Amongst other things, what that means is that the Secure Enclave can make up its own rules as to when it trusts iOS and TouchID or not.
- 48 hours elapses without unlocking the phone ? Stop trusting Touch ID and iOS, and require the passcode to be re-entered
- Reboot the Phone ? Stop trusting TouchID and iOS and require the passcode to be re-entered
- 3 incorrect Fingerprint reads ? Stop trusting TouchID and require the passcode to be re-entered
All of this is explained here: https://www.apple.com/business/docs/iOS_Security_Guide.pdf
What Apple has done is not perfect, but it sets a very high standard compared to the industry as a whole.
So if you arrest someone with a TouchID capable device, and you want to unlock it, if they reboot the phone, then the passcode is the only way to unlock it. If they don't reboot the phone, you have less than 48 hours to use their fingerprint to unlock it, after which the passcode is the only way to unlock it.

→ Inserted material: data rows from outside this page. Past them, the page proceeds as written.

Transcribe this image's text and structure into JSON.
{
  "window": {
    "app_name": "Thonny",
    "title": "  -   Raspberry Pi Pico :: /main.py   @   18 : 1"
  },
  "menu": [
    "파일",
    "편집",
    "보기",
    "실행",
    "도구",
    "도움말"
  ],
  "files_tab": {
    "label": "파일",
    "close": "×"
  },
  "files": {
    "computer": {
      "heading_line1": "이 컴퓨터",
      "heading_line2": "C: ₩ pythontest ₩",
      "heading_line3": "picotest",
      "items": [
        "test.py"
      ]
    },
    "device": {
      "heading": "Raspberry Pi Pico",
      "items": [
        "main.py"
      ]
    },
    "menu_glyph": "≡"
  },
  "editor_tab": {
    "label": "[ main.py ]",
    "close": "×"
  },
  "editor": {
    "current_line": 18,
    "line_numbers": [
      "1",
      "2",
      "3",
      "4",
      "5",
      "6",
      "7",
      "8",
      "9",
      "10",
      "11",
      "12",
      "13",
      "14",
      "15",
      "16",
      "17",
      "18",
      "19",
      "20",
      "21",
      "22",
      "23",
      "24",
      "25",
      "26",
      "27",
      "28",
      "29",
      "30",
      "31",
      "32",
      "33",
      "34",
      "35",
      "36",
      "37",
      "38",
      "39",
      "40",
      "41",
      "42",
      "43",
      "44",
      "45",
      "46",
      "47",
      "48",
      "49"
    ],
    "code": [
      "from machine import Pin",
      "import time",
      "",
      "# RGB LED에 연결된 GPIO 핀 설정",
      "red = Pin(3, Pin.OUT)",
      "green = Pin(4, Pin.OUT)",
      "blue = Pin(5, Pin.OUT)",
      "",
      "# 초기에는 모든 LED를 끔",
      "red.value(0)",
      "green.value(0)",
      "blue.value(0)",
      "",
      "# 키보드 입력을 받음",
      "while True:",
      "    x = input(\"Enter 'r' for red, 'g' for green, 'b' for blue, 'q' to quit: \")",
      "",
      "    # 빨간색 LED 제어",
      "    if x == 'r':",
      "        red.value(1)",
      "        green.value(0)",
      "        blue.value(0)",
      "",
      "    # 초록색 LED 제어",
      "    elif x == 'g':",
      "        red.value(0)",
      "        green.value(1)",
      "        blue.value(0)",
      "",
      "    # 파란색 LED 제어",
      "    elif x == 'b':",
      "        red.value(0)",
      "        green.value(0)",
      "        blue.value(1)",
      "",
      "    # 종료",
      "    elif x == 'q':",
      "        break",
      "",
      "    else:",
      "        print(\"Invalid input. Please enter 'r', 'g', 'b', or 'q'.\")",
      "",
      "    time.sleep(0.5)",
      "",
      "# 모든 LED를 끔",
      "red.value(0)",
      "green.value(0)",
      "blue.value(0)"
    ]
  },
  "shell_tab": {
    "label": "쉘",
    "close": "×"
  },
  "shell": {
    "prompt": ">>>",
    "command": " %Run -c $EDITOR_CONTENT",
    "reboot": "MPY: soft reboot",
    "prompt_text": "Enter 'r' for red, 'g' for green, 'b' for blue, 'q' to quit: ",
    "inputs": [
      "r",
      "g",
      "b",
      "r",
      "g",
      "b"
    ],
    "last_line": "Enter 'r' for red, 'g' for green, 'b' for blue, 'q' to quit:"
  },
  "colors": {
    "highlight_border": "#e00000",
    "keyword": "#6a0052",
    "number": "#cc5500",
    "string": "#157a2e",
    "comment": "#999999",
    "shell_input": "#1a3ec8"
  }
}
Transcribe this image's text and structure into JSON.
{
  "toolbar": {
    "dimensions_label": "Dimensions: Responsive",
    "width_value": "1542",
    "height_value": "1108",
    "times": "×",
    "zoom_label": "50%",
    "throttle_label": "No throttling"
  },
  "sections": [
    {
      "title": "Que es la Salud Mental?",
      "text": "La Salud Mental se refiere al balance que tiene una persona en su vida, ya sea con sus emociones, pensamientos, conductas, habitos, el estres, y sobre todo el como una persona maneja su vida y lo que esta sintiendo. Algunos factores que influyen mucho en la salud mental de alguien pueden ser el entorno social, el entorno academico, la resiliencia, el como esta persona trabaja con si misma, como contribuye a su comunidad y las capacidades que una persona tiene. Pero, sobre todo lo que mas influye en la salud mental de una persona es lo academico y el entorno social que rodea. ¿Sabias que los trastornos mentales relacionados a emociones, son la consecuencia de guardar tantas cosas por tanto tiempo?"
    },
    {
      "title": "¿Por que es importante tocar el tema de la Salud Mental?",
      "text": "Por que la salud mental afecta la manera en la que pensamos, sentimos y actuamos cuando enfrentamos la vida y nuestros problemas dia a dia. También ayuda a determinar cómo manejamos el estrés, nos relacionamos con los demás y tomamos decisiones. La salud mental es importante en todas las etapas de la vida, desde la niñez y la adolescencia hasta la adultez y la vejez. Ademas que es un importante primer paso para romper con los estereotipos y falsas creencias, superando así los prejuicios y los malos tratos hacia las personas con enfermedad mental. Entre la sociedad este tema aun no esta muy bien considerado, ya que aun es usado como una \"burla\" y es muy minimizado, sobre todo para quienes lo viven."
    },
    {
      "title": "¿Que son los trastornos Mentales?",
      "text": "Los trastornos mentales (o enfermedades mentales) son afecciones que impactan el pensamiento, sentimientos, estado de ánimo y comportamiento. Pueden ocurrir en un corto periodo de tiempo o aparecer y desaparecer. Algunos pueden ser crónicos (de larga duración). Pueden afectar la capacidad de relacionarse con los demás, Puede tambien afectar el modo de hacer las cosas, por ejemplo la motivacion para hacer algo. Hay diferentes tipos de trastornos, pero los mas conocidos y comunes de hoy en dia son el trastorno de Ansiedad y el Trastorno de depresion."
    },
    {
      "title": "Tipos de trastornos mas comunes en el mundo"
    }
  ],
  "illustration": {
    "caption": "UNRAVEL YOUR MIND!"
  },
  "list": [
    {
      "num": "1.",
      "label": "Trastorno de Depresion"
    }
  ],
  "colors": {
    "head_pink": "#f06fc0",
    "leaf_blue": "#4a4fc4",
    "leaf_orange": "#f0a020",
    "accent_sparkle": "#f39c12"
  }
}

Or you can be smart, and understand human behaviour, like the British police, and side step the whole issue that US law enforcement has run into with its heavy handed approach, and seize the phone while its unlocked :
http://www.businessinsider.com.au/cops-seized-terror-suspect-junead-khan-iphone-going-undercover-encryption-britain-2016-4?r=UK&IR=T
What you are missing is that all that talk about how easy it is to defeat TouchID with fancy printers and lifted finger prints is total bullshit. The current battle between Apple and the FBI has laid bare all the crap being put out there by posers claiming to have ways into any device. Where the rubber hits the road they fail. It’s all talk and no substance.
99.999% of ‘jailbreakers’ are clueless posers who talk the talk but can’t walk the walk.